Back in the ’80s, Dirty Face was one of the rockin’-est bands on the second wave of Albany’s new wave. And their debut single “Carousel” is still one of the all-time Top 10 songs in Albany music history.
But it’s been two decades since Dirty Face called it quits. And it’s been 17 years since the band played its only previous reunion show. But they’re getting the old band back together again this weekend for two shows at Valentine’s Music Hall in Albany.
Dirty Face will perform a set at 7pm on Friday (March 1), kicking off the WCDB 90.9FM 35th anniversary celebration, which will also feature performances by the Pains of Being Pure at Heart, Oberhofer, Blotto, Barons in the Attic, Summer People and If Madrid. Tickets are $18 in advance; $23 at the door. (Or GO HERE to enter to win a pair of FREE TICKETS.)
Then on Saturday night (March 2), Dirty Face returns to Valentine’s to headline their own show. They will be joined by the Boston-based John Powhida International Airport, featuring expatriates John Powhida (The Opposite, the Staziaks) and Jim Haggerty (Kingpins, Colourforms, Johnny Rabb). Secret Release opens the show at 8:30pm. Tickets are $5.
Dominick Campana: guitar & vocals
Matthew Hayes: bass & vocals
Joey Pucci: drums
In 1985, Dominick Campana and Matthew Hayes began playing songs together in their apartment on the corner of State and Lark streets in Albany.
Dirty Face arrived on the Local 518 music scene later that year with a cassette demo tape of the song “Identity,” which immediately went into heavy rotation at UAlbany’s radio station WCDB-FM.
In 1986 Dirty Face released their debut single “Carousel” b/w “Understand,” and a year later they contributed the song “Dog” to the compilation album Son of Hudson Rock.
There was a personnel change in 1988, as Joey Pucci replaced Ross Rubenstein on the drum throne. And Dirty Face also released their debut album I Can Hurt Myself If I Want To, which shot up to No. 1 on WCDB before eventualy being knocked off the top of the chart by Husker Du’s Candy Apple Grey.
NOTE: In order to pay for the recording and pressing of the album, Dirty Face sold ads on the back of the album cover to such local businesses as Buzz Magazine, the Music Shack, QE2 and, of course, WCDB. Of course, this was way before the days of Kickstarter…
Managed by Charlene Shortsleeve, Dirty Face became the unofficial house band at 288 Lark and QE2, both of which were also managed by Shortsleeve. The band also embarked on two national tours and shared the stage with the likes of Soul Asylum, Goo Goo Dolls and 10,000 Maniacs.
In 1989, Dirty Face produced the cassette-only Mad Again and added Jim Caringi to the line-up for added vocal firepower.
But Dirty Face did not break out, as expected. Instead, they broke up in 1991.
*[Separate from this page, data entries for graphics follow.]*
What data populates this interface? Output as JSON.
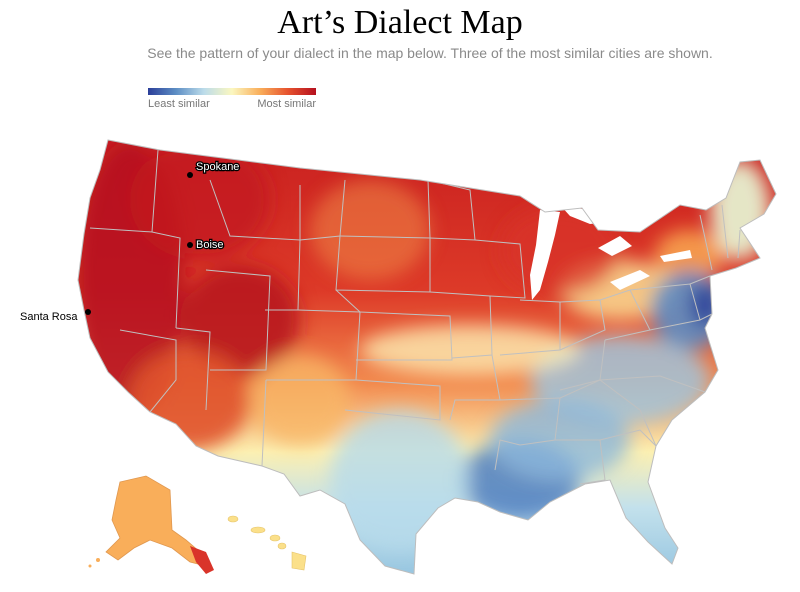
{
  "title": "Art’s Dialect Map",
  "subtitle": "See the pattern of your dialect in the map below. Three of the most similar cities are shown.",
  "legend": {
    "least_label": "Least similar",
    "most_label": "Most similar",
    "colors": [
      "#2b3f99",
      "#5d8ec4",
      "#bcdcea",
      "#fbf7c0",
      "#f9ae5a",
      "#e6522e",
      "#b5101f"
    ]
  },
  "cities": [
    {
      "name": "Spokane"
    },
    {
      "name": "Boise"
    },
    {
      "name": "Santa Rosa"
    }
  ],
  "colors": {
    "most_similar": "#c81e1f",
    "high": "#e04a2c",
    "mid_high": "#f59a55",
    "neutral": "#fbf4b8",
    "low": "#c3e1ec",
    "least_similar": "#2d44a0",
    "state_border": "#bdbdbd"
  }
}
But with Russ Rubenstein back on board, they managed a resurrection and recorded their debut CD Big Lollipop Head, only to call it quits for good in 1992.
WHERE ARE THEY NOW?
When not tending to his family and coaching youth basketball, Matt Hayes occasionally performs solo up near the Canadian border where he also works for the government.
Joey Pucci is a professional drummer, touring with the Jordanaires and several other legendary musical acts. He’s currently promoting his new project the American Longboards when not at home in Voorheesville with his wife and their rescue dogs.
Dominick Campana (also with his family in Voorheesville) runs his own audio systems design firm and has been coaching youth soccer for quite awhile now. He is also wary of stepping on stage for the first time in 17 years without dying from a heart attack (seriously).